O urbanista e vereador Nabil Bonduki (PT), que foi relator do Plano Diretor e secretário de Cultura do petista Fernando Haddad (2013-17), rebate. Ele concorda com Oskman e diz que o terreno a ser cedido fica "em uma região fabulosa, dentro da operação urbana na qual pode-se construir mais alto e com muita flexibilidade da ocupação do solo". São "regiões completamente diferentes", explica. Para ele, "uma permuta significa que apenas um único ente privado poderá ter acesso" a um espaço que é público – e que, neste caso, está dentro do pacote de bens a serem desestatizados enviado por Doria aos vereadores. "Não sou contra vender, porque o valor é muito alto. Mas o certo seria fazer uma licitação ou leilão para se conseguir o melhor preço. Talvez valesse a pena vender área inteira do terreno [50.000 metros quadrados] e não só um pedaço [os 18.000 cedidos pela Prefeitura]. Então a venda daquele terreno poderia gerar a compra não só do Parque Augusta, mas de outros terrenos para outros parques na cidade. Aí faz o que o plano diretor prevê, que é privilegiar varias regiões e não só uma em detrimento de outra", defende. A gestão Haddad, da qual fez parte, chegou a oferecer 70 milhões pelo terreno do parque Augusta, mas não encontrou uma solução para a questão.
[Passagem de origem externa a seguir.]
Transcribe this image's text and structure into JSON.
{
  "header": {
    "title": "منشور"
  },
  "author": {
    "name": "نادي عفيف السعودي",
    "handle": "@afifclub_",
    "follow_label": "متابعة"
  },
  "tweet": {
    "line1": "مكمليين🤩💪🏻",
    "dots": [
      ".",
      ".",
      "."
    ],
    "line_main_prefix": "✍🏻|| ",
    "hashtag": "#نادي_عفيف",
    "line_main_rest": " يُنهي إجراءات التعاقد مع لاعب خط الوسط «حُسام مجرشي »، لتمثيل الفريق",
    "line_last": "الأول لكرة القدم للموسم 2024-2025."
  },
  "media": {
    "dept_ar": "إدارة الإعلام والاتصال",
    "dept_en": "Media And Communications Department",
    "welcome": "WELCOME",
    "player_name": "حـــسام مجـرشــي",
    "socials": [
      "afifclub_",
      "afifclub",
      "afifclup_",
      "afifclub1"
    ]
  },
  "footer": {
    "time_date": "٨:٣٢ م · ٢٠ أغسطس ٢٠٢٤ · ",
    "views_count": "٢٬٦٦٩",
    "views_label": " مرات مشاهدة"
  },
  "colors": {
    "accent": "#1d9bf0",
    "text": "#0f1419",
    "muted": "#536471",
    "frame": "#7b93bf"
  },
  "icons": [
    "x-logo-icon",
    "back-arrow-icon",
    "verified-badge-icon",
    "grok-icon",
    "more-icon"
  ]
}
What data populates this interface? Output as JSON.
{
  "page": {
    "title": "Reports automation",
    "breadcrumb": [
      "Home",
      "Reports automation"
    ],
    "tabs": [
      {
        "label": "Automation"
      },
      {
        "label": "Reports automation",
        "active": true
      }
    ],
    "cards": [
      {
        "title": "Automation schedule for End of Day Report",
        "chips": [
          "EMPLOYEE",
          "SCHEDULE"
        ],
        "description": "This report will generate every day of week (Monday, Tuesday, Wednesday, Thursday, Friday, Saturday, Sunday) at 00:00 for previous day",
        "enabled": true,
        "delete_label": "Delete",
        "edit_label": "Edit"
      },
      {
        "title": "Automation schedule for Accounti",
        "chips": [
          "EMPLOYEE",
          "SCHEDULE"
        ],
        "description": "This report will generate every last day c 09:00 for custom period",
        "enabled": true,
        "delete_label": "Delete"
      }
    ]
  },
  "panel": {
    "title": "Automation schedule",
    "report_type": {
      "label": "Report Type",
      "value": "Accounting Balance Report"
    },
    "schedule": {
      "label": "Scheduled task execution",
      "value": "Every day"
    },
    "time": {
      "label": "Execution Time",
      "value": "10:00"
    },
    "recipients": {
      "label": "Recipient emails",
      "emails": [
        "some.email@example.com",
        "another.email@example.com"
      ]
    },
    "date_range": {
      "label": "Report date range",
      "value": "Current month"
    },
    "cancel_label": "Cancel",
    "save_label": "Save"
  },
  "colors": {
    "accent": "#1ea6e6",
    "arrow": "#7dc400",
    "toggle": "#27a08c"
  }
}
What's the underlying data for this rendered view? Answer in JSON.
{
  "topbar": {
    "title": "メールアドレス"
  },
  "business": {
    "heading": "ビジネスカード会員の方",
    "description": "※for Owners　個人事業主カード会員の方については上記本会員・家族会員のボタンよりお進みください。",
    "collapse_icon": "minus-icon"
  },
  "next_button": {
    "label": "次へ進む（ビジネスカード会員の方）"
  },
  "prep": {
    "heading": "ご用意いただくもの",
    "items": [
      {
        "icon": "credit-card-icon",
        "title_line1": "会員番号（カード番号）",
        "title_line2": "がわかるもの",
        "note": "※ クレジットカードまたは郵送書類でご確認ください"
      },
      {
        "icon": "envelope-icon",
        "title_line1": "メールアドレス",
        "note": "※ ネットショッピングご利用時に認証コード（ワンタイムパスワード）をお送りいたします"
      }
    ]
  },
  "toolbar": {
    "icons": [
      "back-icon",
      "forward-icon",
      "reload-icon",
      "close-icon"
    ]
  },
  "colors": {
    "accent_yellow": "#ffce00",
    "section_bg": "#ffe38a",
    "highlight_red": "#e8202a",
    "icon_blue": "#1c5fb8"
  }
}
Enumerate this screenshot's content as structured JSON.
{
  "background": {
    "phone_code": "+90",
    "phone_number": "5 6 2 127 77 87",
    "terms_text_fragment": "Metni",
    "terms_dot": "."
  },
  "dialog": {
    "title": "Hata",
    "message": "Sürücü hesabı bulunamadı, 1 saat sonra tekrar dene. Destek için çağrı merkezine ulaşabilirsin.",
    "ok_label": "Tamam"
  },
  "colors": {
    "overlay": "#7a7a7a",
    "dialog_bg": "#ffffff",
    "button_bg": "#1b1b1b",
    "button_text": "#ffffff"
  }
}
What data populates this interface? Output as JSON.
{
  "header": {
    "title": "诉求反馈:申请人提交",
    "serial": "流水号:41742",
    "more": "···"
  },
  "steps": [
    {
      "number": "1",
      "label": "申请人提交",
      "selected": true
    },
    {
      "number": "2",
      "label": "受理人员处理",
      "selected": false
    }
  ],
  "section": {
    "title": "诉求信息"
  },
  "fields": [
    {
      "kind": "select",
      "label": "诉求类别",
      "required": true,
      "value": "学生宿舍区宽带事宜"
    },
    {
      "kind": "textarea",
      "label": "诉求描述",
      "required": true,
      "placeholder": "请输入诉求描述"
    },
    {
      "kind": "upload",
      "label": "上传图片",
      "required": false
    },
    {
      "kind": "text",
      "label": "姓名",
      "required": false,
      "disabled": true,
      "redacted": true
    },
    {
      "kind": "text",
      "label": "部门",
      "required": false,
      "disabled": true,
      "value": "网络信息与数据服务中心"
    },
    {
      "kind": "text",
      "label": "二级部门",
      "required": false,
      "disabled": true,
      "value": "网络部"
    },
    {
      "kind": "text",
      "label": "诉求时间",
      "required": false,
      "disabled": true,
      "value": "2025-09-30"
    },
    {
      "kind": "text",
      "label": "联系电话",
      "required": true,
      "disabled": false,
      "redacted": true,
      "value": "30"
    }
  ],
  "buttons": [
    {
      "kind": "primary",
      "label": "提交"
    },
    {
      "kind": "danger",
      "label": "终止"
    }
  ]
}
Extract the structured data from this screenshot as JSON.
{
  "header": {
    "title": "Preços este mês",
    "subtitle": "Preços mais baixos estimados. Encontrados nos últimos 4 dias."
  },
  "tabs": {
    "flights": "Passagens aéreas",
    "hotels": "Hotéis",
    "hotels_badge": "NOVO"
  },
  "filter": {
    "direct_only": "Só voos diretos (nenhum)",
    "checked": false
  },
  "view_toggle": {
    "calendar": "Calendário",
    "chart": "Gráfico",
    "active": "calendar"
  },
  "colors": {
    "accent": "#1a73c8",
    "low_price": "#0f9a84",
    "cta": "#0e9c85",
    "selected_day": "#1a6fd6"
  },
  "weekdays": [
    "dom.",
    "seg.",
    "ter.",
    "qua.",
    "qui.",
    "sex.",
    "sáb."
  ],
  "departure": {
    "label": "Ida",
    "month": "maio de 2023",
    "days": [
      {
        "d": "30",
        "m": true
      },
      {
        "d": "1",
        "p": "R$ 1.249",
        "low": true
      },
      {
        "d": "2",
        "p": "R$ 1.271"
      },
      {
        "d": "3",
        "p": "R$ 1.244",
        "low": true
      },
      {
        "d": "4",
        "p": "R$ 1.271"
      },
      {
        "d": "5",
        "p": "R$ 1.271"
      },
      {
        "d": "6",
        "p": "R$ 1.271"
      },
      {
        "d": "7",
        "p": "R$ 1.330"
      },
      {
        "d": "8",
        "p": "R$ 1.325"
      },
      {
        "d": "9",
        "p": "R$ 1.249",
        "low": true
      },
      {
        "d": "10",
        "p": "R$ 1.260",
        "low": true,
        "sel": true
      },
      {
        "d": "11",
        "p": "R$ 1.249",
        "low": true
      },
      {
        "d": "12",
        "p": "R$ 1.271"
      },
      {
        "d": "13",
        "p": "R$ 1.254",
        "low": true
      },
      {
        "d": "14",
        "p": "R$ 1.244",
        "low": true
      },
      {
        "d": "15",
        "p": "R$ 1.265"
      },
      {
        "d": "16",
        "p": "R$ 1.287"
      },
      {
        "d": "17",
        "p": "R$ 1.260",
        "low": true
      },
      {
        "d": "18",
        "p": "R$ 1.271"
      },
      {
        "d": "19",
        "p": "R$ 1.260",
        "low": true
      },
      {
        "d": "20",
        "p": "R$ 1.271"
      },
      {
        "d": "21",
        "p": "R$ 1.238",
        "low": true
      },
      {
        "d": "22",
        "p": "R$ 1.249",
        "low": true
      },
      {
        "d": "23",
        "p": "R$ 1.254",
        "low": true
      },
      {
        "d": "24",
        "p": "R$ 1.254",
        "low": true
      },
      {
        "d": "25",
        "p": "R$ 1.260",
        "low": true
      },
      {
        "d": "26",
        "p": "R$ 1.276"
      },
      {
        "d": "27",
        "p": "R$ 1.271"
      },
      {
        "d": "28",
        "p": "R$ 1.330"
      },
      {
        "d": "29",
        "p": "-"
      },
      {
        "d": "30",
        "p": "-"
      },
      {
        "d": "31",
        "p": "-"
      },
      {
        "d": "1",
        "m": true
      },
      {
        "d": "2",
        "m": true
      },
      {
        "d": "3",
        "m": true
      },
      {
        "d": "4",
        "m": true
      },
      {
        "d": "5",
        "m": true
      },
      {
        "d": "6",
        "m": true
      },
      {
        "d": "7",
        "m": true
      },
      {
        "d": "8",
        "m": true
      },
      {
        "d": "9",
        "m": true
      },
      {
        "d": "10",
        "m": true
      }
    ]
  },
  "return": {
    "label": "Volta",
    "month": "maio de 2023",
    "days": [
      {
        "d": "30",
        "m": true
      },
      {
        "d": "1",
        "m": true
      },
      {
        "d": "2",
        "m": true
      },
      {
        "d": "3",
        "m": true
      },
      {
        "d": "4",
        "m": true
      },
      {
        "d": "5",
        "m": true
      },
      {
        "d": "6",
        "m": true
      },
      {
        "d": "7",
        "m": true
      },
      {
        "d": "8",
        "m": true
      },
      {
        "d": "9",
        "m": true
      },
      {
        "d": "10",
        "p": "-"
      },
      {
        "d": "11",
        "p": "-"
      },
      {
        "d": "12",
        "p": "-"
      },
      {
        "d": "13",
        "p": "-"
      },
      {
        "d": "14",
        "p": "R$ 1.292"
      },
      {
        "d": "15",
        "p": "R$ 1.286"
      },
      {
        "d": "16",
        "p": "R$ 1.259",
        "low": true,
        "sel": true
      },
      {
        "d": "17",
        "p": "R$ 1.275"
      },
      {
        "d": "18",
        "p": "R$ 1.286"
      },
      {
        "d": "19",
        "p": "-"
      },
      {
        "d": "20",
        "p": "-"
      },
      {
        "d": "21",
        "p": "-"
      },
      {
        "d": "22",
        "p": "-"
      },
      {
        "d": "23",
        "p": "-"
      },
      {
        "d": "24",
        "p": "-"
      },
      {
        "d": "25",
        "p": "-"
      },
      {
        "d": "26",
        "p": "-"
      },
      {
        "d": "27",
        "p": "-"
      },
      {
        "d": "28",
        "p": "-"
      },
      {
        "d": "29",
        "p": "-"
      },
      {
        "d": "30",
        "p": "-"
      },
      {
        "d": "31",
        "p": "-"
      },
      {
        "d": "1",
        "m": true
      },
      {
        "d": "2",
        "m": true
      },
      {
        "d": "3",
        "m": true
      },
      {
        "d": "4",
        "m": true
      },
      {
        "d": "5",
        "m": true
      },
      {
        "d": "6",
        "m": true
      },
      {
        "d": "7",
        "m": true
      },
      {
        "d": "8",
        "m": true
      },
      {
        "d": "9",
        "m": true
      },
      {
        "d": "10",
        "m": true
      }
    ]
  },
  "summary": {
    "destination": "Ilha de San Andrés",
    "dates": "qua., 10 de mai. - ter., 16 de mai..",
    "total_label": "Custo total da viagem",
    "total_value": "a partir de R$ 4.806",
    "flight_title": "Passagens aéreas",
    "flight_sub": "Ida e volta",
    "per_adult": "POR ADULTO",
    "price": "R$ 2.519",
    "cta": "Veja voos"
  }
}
O pacto ainda prevê contrapartidas que somam 30 milhões para a Prefeitura: a construção de uma creche, de uma nova sede da prefeitura regional de Pinheiros, que atualmente se encontra no terreno público a ser cedido, e de um centro temporário de acolhida na Cracolândia. A Cyrela e Setin também ficarão responsáveis pela implantação e gestão durante dois anos do parque Augusta e pela recuperação e gestão durante dois anos da praça Victor Civita. Além disso, segundo destacou Doria nesta terça-feira em entrevista a jornalistas, o MP liberará 100 milhões de reais que foram resgatados das contas no exterior do ex-prefeito Paulo Maluf, condenado por corrupção e lavagem de dinheiro, para serem investidos em educação e programas sociais. A Procuradoria insistia que esse dinheiro fosse usado para a compra do terreno. "Encontramos uma solução muito melhor. Não vamos gastar nada e vamos receber os 100 milhões", celebrou Doria, que ainda citou as contrapartidas mencionadas acima. A Prefeitura não quis entrar em mais detalhes sobre a permuta, que será anunciada formalmente em conjunto com o MP no dia 4 de agosto. Uma vez confirmada, o MP também retirará uma ação contra as construtoras que pede o pagamento de 500.000 reais para cada dia em que o terreno da Augusta esteja inutilizado. Caso fossem condenadas hoje, o valor a ser pago estaria por volta de 600 milhões.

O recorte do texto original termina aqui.